There is a method groups that returns null
if the regex does not match, otherwise the list of groups.
use regex: re
r = re("(*{d}{d}{d}{d})-(*{d}{d})-(*{d}{d})")
while true
s = input("Date: ")
t = r.groups(s)
if t is null
print("A well formed date please!")
else
print(t)
end
end
# Date: 2016-10-14
# ["2016", "10", "14"]
Rather than returning the list of non-overlapping matches,
these matches x may be replaced by f(x).
To achieve this, there is the method r.replace(s,f).
use regex: re
text = "The quick brown fox jumps over the lazy dog."
print(re("{a}+").replace(text,|x| "["+x+"]"))
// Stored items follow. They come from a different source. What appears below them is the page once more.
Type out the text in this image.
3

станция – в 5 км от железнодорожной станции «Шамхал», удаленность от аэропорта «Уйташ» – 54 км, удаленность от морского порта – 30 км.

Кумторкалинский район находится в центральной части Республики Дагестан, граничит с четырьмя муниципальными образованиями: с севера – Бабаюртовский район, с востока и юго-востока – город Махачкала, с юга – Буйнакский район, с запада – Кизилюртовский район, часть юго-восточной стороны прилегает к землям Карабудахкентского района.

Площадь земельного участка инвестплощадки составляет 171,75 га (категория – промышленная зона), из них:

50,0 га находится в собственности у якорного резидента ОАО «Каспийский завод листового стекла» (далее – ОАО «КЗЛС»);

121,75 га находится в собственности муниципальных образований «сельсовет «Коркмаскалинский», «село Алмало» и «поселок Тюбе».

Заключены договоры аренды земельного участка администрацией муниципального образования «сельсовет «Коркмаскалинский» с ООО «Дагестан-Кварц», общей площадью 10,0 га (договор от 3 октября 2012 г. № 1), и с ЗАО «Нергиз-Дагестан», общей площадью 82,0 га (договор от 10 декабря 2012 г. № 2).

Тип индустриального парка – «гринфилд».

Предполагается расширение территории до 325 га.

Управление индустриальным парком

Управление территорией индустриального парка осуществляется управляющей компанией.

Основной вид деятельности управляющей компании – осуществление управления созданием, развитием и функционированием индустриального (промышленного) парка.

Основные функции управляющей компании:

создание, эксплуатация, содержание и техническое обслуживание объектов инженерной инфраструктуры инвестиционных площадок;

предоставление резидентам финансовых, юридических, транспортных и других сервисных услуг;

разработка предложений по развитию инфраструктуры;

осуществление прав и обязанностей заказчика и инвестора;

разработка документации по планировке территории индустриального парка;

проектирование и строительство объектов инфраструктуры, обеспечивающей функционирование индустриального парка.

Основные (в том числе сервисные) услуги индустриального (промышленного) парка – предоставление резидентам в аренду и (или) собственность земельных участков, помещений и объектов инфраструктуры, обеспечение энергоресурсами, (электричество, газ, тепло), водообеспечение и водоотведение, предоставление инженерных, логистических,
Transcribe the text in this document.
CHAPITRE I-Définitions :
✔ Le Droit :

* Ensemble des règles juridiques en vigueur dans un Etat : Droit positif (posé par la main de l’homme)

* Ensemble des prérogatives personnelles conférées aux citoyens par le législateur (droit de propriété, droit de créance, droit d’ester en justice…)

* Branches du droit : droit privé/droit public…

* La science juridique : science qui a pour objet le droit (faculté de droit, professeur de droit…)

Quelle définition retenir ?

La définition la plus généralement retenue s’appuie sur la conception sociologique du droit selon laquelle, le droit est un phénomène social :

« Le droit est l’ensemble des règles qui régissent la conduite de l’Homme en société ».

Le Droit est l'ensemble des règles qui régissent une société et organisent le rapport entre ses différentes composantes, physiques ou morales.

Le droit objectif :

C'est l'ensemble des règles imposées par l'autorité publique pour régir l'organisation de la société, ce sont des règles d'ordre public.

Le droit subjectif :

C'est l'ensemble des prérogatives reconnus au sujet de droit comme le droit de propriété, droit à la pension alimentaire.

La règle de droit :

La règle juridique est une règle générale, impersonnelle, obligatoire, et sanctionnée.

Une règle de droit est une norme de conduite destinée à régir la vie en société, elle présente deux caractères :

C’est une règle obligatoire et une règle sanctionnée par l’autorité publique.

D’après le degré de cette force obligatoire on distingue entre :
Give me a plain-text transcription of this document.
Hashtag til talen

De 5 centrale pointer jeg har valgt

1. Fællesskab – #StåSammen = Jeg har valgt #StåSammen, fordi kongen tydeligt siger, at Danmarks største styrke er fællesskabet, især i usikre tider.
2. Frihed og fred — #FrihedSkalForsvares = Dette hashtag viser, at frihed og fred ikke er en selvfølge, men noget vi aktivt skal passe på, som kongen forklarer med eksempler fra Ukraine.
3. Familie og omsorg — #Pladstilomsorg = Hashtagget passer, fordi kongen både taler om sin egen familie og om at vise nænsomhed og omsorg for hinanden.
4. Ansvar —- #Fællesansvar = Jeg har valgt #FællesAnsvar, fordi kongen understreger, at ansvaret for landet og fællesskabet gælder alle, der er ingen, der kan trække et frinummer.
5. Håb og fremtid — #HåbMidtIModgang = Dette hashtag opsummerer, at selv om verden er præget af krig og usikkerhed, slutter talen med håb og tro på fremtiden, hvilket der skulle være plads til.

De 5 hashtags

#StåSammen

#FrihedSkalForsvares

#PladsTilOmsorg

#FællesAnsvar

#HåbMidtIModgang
# [The] [quick] [brown] [fox] [jumps] [over] [the] [lazy] [dog].
use regex: re
function tokenizer(d)
r = re(d["r"])
f = d["f"] if "f" in d else null
return fn|s|
a = r.list(s)
return a if f is null else a.map(f)
end
end
words = tokenizer({
r = "{a}+"
})
integers = tokenizer({
r = "{d}+",
f = int
})
numbers = tokenizer({
r = "({d}|{.})+",
f = |x| float(x) if '.' in x else int(x)
})
for line in input
a = numbers(line)
print(a)
end
use regex: re
function bind_regex(rs)
r = re(rs)
return |s| r.match(s)
end
isalpha_german = bind_regex("[A-Za-zÄÖÜäöüß]*")
isalpha_latin = bind_regex("""[
A-Z a-z
\u{00c0}-\u{00d6}
\u{00d8}-\u{00f6}
\u{00f8}-\u{024f}
]*""")
As one can see, the Unicode letter range was fragmented by
throwing in two mathematical operators (\u{d7},
\u{f7}). Matching upper and lower case is
even more complicated. Furthermore, in general a letter may
be followed by combining characters.